Grin And Bear It by Leslie LaFoy

Grin And Bear It by Leslie LaFoy

Author:Leslie LaFoy [LaFoy, Leslie]
Language: eng
Format: epub
ISBN: 0373880731
Publisher: Harlequin
Published: 2005-03-18T00:00:00+00:00


CHAPTER 10

It had been a pity lunch, a case of Marti feeling sorry for her and thinking that—with all that had happened in the last week—she’d earned a free meal. And somewhere in the course of the small talk—the learning that Marti was a former reporter, was married to a TV engineer, that her son drove a truck for Wal-Mart, and that her daughter was a freshman at Emporia State—they’d slid right out of the client-agent relationship and into the start of a potential friendship. In a way it had been unexpected, but then again, not. Talking with Marti Johnson on the phone had always delivered a chuckle or two. She was even more entertaining in person. Way more.

Stacy slowed to accommodate the traffic just starting from the light at McLean and Seneca. As she eased through the intersection, Garth Brooks faded away and the disc jockey’s voice came booming out of the speakers. She frowned and looked over at Marti in the passenger seat. “Are you in the market for mag wheels at a huge, huge, huge discount?”“Ah, no,” the insurance agent answered, laughing.

Stacy shoved a CD into the player and fell into the line of traffic clipping along the river. As usual, the Canada geese were lined up along the curb, pretending they were at Talladega.

“I’m always afraid one of them is going to jump out in front of me,” she admitted, hugging the outside edge of her lane. “Suicide by motorist, ya know?”

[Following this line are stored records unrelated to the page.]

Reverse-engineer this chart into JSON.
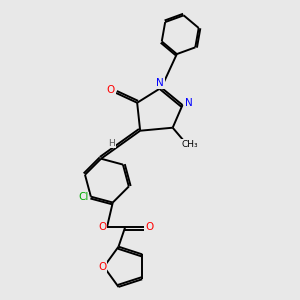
{
  "background_color": "#e8e8e8",
  "atom_colors": {
    "O": "#ff0000",
    "N": "#0000ff",
    "Cl": "#00aa00",
    "C": "#000000",
    "H": "#555555"
  },
  "bond_color": "#000000",
  "bond_width": 1.4,
  "font_size_atoms": 7.5,
  "font_size_small": 6.5
}
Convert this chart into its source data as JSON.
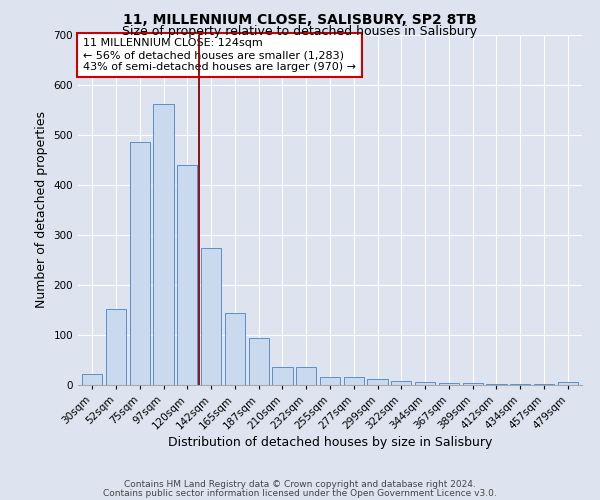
{
  "title": "11, MILLENNIUM CLOSE, SALISBURY, SP2 8TB",
  "subtitle": "Size of property relative to detached houses in Salisbury",
  "xlabel": "Distribution of detached houses by size in Salisbury",
  "ylabel": "Number of detached properties",
  "categories": [
    "30sqm",
    "52sqm",
    "75sqm",
    "97sqm",
    "120sqm",
    "142sqm",
    "165sqm",
    "187sqm",
    "210sqm",
    "232sqm",
    "255sqm",
    "277sqm",
    "299sqm",
    "322sqm",
    "344sqm",
    "367sqm",
    "389sqm",
    "412sqm",
    "434sqm",
    "457sqm",
    "479sqm"
  ],
  "values": [
    22,
    152,
    487,
    563,
    441,
    275,
    145,
    95,
    37,
    36,
    16,
    17,
    12,
    9,
    6,
    5,
    5,
    3,
    3,
    2,
    7
  ],
  "bar_color": "#c9d9ee",
  "bar_edge_color": "#5b8fc9",
  "vline_x_idx": 4.5,
  "vline_color": "#8b0000",
  "annotation_line1": "11 MILLENNIUM CLOSE: 124sqm",
  "annotation_line2": "← 56% of detached houses are smaller (1,283)",
  "annotation_line3": "43% of semi-detached houses are larger (970) →",
  "annotation_box_color": "white",
  "annotation_box_edge_color": "#cc0000",
  "ylim": [
    0,
    700
  ],
  "yticks": [
    0,
    100,
    200,
    300,
    400,
    500,
    600,
    700
  ],
  "footer1": "Contains HM Land Registry data © Crown copyright and database right 2024.",
  "footer2": "Contains public sector information licensed under the Open Government Licence v3.0.",
  "bg_color": "#dde4f0",
  "plot_bg_color": "#dde4f0",
  "grid_color": "#ffffff",
  "title_fontsize": 10,
  "subtitle_fontsize": 9,
  "axis_label_fontsize": 9,
  "tick_fontsize": 7.5,
  "annotation_fontsize": 8,
  "footer_fontsize": 6.5
}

“Yeah, they’re not all that smart,” Marti countered. “If they were, they’d remember what happened last month and do their spectating from the other side of the trees. Did you hear about that?”

“Hear about it? Hell, I drove right into it and couldn’t get out.”

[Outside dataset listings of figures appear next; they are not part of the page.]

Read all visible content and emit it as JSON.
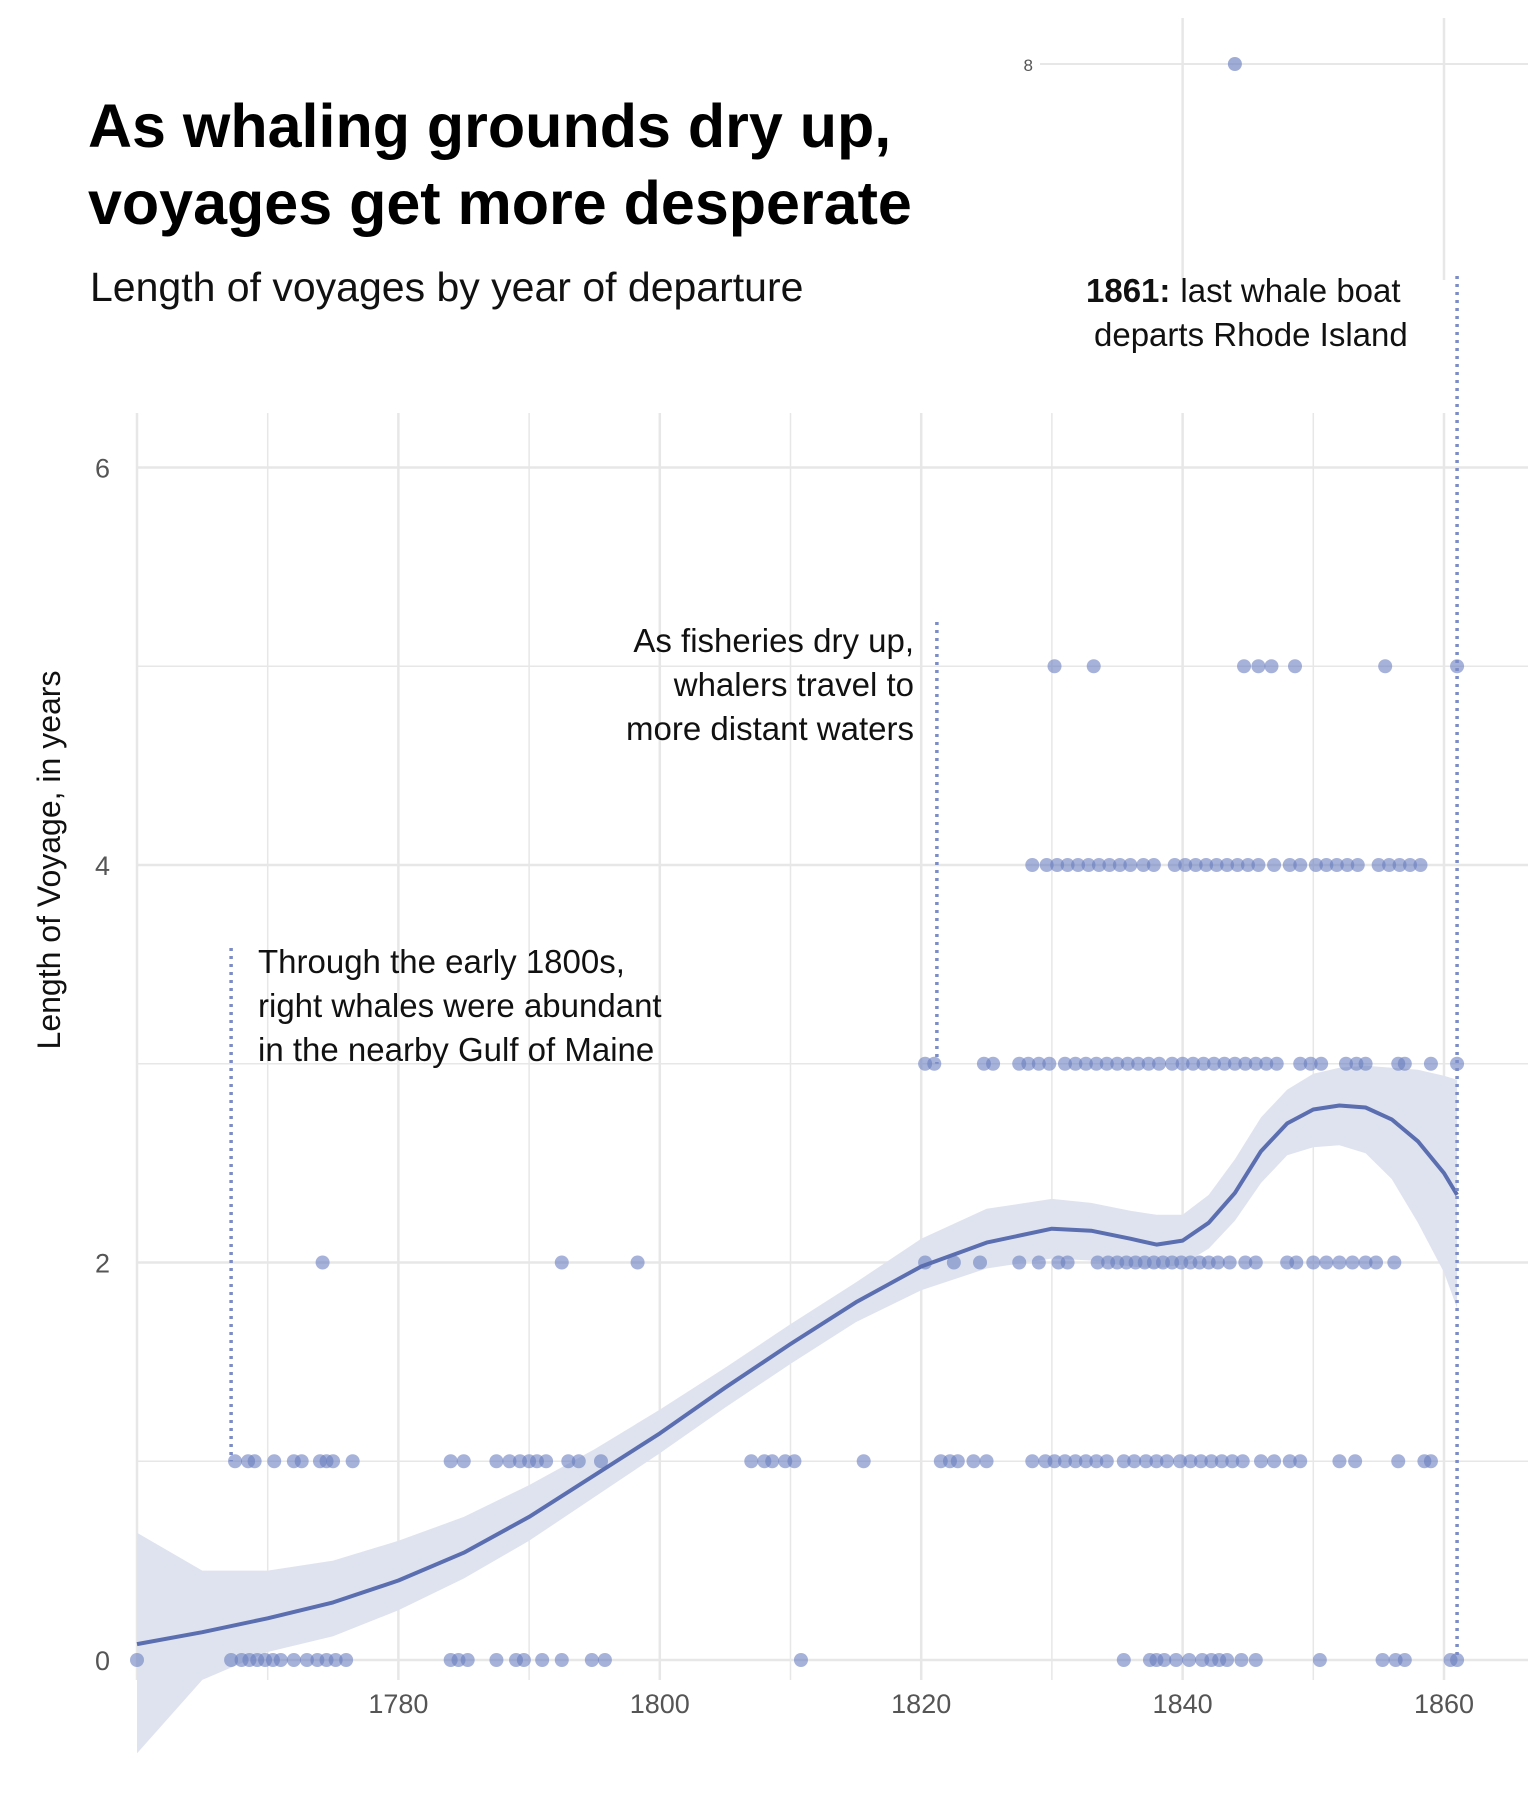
{
  "title": "As whaling grounds dry up, voyages get more desperate",
  "subtitle": "Length of voyages by year of departure",
  "chart_data": {
    "type": "scatter",
    "title": "As whaling grounds dry up, voyages get more desperate",
    "subtitle": "Length of voyages by year of departure",
    "xlabel": "",
    "ylabel": "Length of Voyage, in years",
    "xlim": [
      1760,
      1866
    ],
    "ylim": [
      0,
      6
    ],
    "x_ticks": [
      "1780",
      "1800",
      "1820",
      "1840",
      "1860"
    ],
    "y_ticks": [
      "0",
      "2",
      "4",
      "6"
    ],
    "grid": true,
    "inset": {
      "y_label": "8",
      "points": [
        [
          1844,
          8
        ]
      ]
    },
    "points": [
      [
        1760,
        0
      ],
      [
        1767.2,
        0
      ],
      [
        1768,
        0
      ],
      [
        1768.6,
        0
      ],
      [
        1769.2,
        0
      ],
      [
        1769.8,
        0
      ],
      [
        1770.4,
        0
      ],
      [
        1771,
        0
      ],
      [
        1772,
        0
      ],
      [
        1773,
        0
      ],
      [
        1773.8,
        0
      ],
      [
        1774.5,
        0
      ],
      [
        1775.2,
        0
      ],
      [
        1776,
        0
      ],
      [
        1784,
        0
      ],
      [
        1784.6,
        0
      ],
      [
        1785.3,
        0
      ],
      [
        1787.5,
        0
      ],
      [
        1789,
        0
      ],
      [
        1789.6,
        0
      ],
      [
        1791,
        0
      ],
      [
        1792.5,
        0
      ],
      [
        1794.8,
        0
      ],
      [
        1795.8,
        0
      ],
      [
        1810.8,
        0
      ],
      [
        1835.5,
        0
      ],
      [
        1837.5,
        0
      ],
      [
        1838,
        0
      ],
      [
        1838.6,
        0
      ],
      [
        1839.5,
        0
      ],
      [
        1840.5,
        0
      ],
      [
        1841.5,
        0
      ],
      [
        1842.2,
        0
      ],
      [
        1842.8,
        0
      ],
      [
        1843.4,
        0
      ],
      [
        1844.5,
        0
      ],
      [
        1845.6,
        0
      ],
      [
        1850.5,
        0
      ],
      [
        1855.3,
        0
      ],
      [
        1856.3,
        0
      ],
      [
        1857,
        0
      ],
      [
        1860.5,
        0
      ],
      [
        1861,
        0
      ],
      [
        1767.5,
        1
      ],
      [
        1768.5,
        1
      ],
      [
        1769,
        1
      ],
      [
        1770.5,
        1
      ],
      [
        1772,
        1
      ],
      [
        1772.6,
        1
      ],
      [
        1774,
        1
      ],
      [
        1774.5,
        1
      ],
      [
        1775,
        1
      ],
      [
        1776.5,
        1
      ],
      [
        1784,
        1
      ],
      [
        1785,
        1
      ],
      [
        1787.5,
        1
      ],
      [
        1788.5,
        1
      ],
      [
        1789.3,
        1
      ],
      [
        1790,
        1
      ],
      [
        1790.6,
        1
      ],
      [
        1791.3,
        1
      ],
      [
        1793,
        1
      ],
      [
        1793.8,
        1
      ],
      [
        1795.5,
        1
      ],
      [
        1807,
        1
      ],
      [
        1808,
        1
      ],
      [
        1808.6,
        1
      ],
      [
        1809.6,
        1
      ],
      [
        1810.3,
        1
      ],
      [
        1815.6,
        1
      ],
      [
        1821.5,
        1
      ],
      [
        1822.2,
        1
      ],
      [
        1822.8,
        1
      ],
      [
        1824,
        1
      ],
      [
        1825,
        1
      ],
      [
        1828.5,
        1
      ],
      [
        1829.5,
        1
      ],
      [
        1830.2,
        1
      ],
      [
        1831,
        1
      ],
      [
        1831.8,
        1
      ],
      [
        1832.6,
        1
      ],
      [
        1833.4,
        1
      ],
      [
        1834.2,
        1
      ],
      [
        1835.5,
        1
      ],
      [
        1836.3,
        1
      ],
      [
        1837.2,
        1
      ],
      [
        1838,
        1
      ],
      [
        1838.8,
        1
      ],
      [
        1839.8,
        1
      ],
      [
        1840.6,
        1
      ],
      [
        1841.4,
        1
      ],
      [
        1842.2,
        1
      ],
      [
        1843,
        1
      ],
      [
        1843.8,
        1
      ],
      [
        1844.6,
        1
      ],
      [
        1846,
        1
      ],
      [
        1847,
        1
      ],
      [
        1848.2,
        1
      ],
      [
        1849,
        1
      ],
      [
        1852,
        1
      ],
      [
        1853.2,
        1
      ],
      [
        1856.5,
        1
      ],
      [
        1858.5,
        1
      ],
      [
        1859,
        1
      ],
      [
        1774.2,
        2
      ],
      [
        1792.5,
        2
      ],
      [
        1798.3,
        2
      ],
      [
        1820.3,
        2
      ],
      [
        1822.5,
        2
      ],
      [
        1824.5,
        2
      ],
      [
        1827.5,
        2
      ],
      [
        1829,
        2
      ],
      [
        1830.5,
        2
      ],
      [
        1831.2,
        2
      ],
      [
        1833.5,
        2
      ],
      [
        1834.3,
        2
      ],
      [
        1835,
        2
      ],
      [
        1835.7,
        2
      ],
      [
        1836.4,
        2
      ],
      [
        1837.1,
        2
      ],
      [
        1837.8,
        2
      ],
      [
        1838.5,
        2
      ],
      [
        1839.2,
        2
      ],
      [
        1839.9,
        2
      ],
      [
        1840.6,
        2
      ],
      [
        1841.3,
        2
      ],
      [
        1842,
        2
      ],
      [
        1842.7,
        2
      ],
      [
        1843.6,
        2
      ],
      [
        1844.8,
        2
      ],
      [
        1845.6,
        2
      ],
      [
        1848,
        2
      ],
      [
        1848.7,
        2
      ],
      [
        1850,
        2
      ],
      [
        1851,
        2
      ],
      [
        1852,
        2
      ],
      [
        1853,
        2
      ],
      [
        1854,
        2
      ],
      [
        1854.8,
        2
      ],
      [
        1856.2,
        2
      ],
      [
        1820.3,
        3
      ],
      [
        1821,
        3
      ],
      [
        1824.8,
        3
      ],
      [
        1825.5,
        3
      ],
      [
        1827.5,
        3
      ],
      [
        1828.2,
        3
      ],
      [
        1829,
        3
      ],
      [
        1829.8,
        3
      ],
      [
        1831,
        3
      ],
      [
        1831.8,
        3
      ],
      [
        1832.6,
        3
      ],
      [
        1833.4,
        3
      ],
      [
        1834.2,
        3
      ],
      [
        1835,
        3
      ],
      [
        1835.8,
        3
      ],
      [
        1836.6,
        3
      ],
      [
        1837.4,
        3
      ],
      [
        1838.2,
        3
      ],
      [
        1839.2,
        3
      ],
      [
        1840,
        3
      ],
      [
        1840.8,
        3
      ],
      [
        1841.6,
        3
      ],
      [
        1842.4,
        3
      ],
      [
        1843.2,
        3
      ],
      [
        1844,
        3
      ],
      [
        1844.8,
        3
      ],
      [
        1845.6,
        3
      ],
      [
        1846.4,
        3
      ],
      [
        1847.2,
        3
      ],
      [
        1849,
        3
      ],
      [
        1849.8,
        3
      ],
      [
        1850.6,
        3
      ],
      [
        1852.5,
        3
      ],
      [
        1853.3,
        3
      ],
      [
        1854,
        3
      ],
      [
        1856.5,
        3
      ],
      [
        1857,
        3
      ],
      [
        1859,
        3
      ],
      [
        1861,
        3
      ],
      [
        1828.5,
        4
      ],
      [
        1829.6,
        4
      ],
      [
        1830.4,
        4
      ],
      [
        1831.2,
        4
      ],
      [
        1832,
        4
      ],
      [
        1832.8,
        4
      ],
      [
        1833.6,
        4
      ],
      [
        1834.4,
        4
      ],
      [
        1835.2,
        4
      ],
      [
        1836,
        4
      ],
      [
        1837,
        4
      ],
      [
        1837.8,
        4
      ],
      [
        1839.4,
        4
      ],
      [
        1840.2,
        4
      ],
      [
        1841,
        4
      ],
      [
        1841.8,
        4
      ],
      [
        1842.6,
        4
      ],
      [
        1843.4,
        4
      ],
      [
        1844.2,
        4
      ],
      [
        1845,
        4
      ],
      [
        1845.8,
        4
      ],
      [
        1847,
        4
      ],
      [
        1848.2,
        4
      ],
      [
        1849,
        4
      ],
      [
        1850.2,
        4
      ],
      [
        1851,
        4
      ],
      [
        1851.8,
        4
      ],
      [
        1852.6,
        4
      ],
      [
        1853.4,
        4
      ],
      [
        1855,
        4
      ],
      [
        1855.8,
        4
      ],
      [
        1856.6,
        4
      ],
      [
        1857.4,
        4
      ],
      [
        1858.2,
        4
      ],
      [
        1830.2,
        5
      ],
      [
        1833.2,
        5
      ],
      [
        1844.7,
        5
      ],
      [
        1845.8,
        5
      ],
      [
        1846.8,
        5
      ],
      [
        1848.6,
        5
      ],
      [
        1855.5,
        5
      ],
      [
        1861,
        5
      ]
    ],
    "smooth": {
      "x": [
        1760,
        1765,
        1770,
        1775,
        1780,
        1785,
        1790,
        1795,
        1800,
        1805,
        1810,
        1815,
        1820,
        1825,
        1830,
        1833,
        1836,
        1838,
        1840,
        1842,
        1844,
        1846,
        1848,
        1850,
        1852,
        1854,
        1856,
        1858,
        1860,
        1861
      ],
      "y": [
        0.08,
        0.14,
        0.21,
        0.29,
        0.4,
        0.54,
        0.72,
        0.93,
        1.14,
        1.37,
        1.59,
        1.8,
        1.98,
        2.1,
        2.17,
        2.16,
        2.12,
        2.09,
        2.11,
        2.2,
        2.35,
        2.56,
        2.7,
        2.77,
        2.79,
        2.78,
        2.72,
        2.61,
        2.45,
        2.34
      ],
      "lower": [
        -0.47,
        -0.1,
        0.04,
        0.12,
        0.25,
        0.41,
        0.6,
        0.82,
        1.04,
        1.27,
        1.49,
        1.7,
        1.86,
        1.97,
        2.02,
        2.01,
        1.98,
        1.97,
        1.99,
        2.07,
        2.21,
        2.4,
        2.54,
        2.58,
        2.59,
        2.55,
        2.42,
        2.2,
        1.95,
        1.77
      ],
      "upper": [
        0.64,
        0.45,
        0.45,
        0.5,
        0.6,
        0.72,
        0.88,
        1.06,
        1.26,
        1.47,
        1.69,
        1.9,
        2.12,
        2.27,
        2.32,
        2.3,
        2.26,
        2.24,
        2.24,
        2.34,
        2.52,
        2.73,
        2.87,
        2.95,
        2.98,
        2.99,
        2.98,
        2.97,
        2.94,
        2.92
      ]
    },
    "annotations": {
      "early": [
        "Through the early 1800s,",
        "right whales were abundant",
        "in the nearby Gulf of Maine"
      ],
      "mid": [
        "As fisheries dry up,",
        "whalers travel to",
        "more distant waters"
      ],
      "last_year": "1861:",
      "last_line1": "last whale boat",
      "last_line2": "departs Rhode Island"
    },
    "colors": {
      "points": "#6b7fbf",
      "line": "#5b6eb0",
      "band": "#dfe3ef",
      "guide": "#7b8cc6",
      "grid": "#e7e7e7"
    }
  }
}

Marti whipped sideways in the seat. “Oh, God, an eyewitness! Tell me, tell me!”

“Once a newsgirl, always a newsgirl.”

“Reporter,” she corrected, the disdainful angle of her nose countered by her laugh. “I was at the airport, on my way to Boston for a waste-of-time seminar as the story was breaking. Give me the up-close-and-personal deets.”

“Okay, it was evening rush hour. Right back there,” Stacy said, pointing over her left shoulder, “by the athletic field. A guy jumped the curb and mowed a bunch of the geese down. I didn’t see that part. But I was there just seconds after that. There were cars every which way and people running all over the place. Flapping, honking, flopping geese. It was awful.”

“What did you do?”

Aside from standing there with my mouth hanging open? Stacy shrugged. “Well, there were enough cell phones out that I figured 9-1-1 didn’t need a call from me and I was close enough to see that I didn’t need to do anything except stay the hell out of the way. Some people caught the injured geese and rushed them off to vets. Others used their cars to block the Goose Killer and keep him from getting away. Then it got really ugly. They dragged him out of his car and were about to beat him to a pulp when Wichita’s Finest arrived.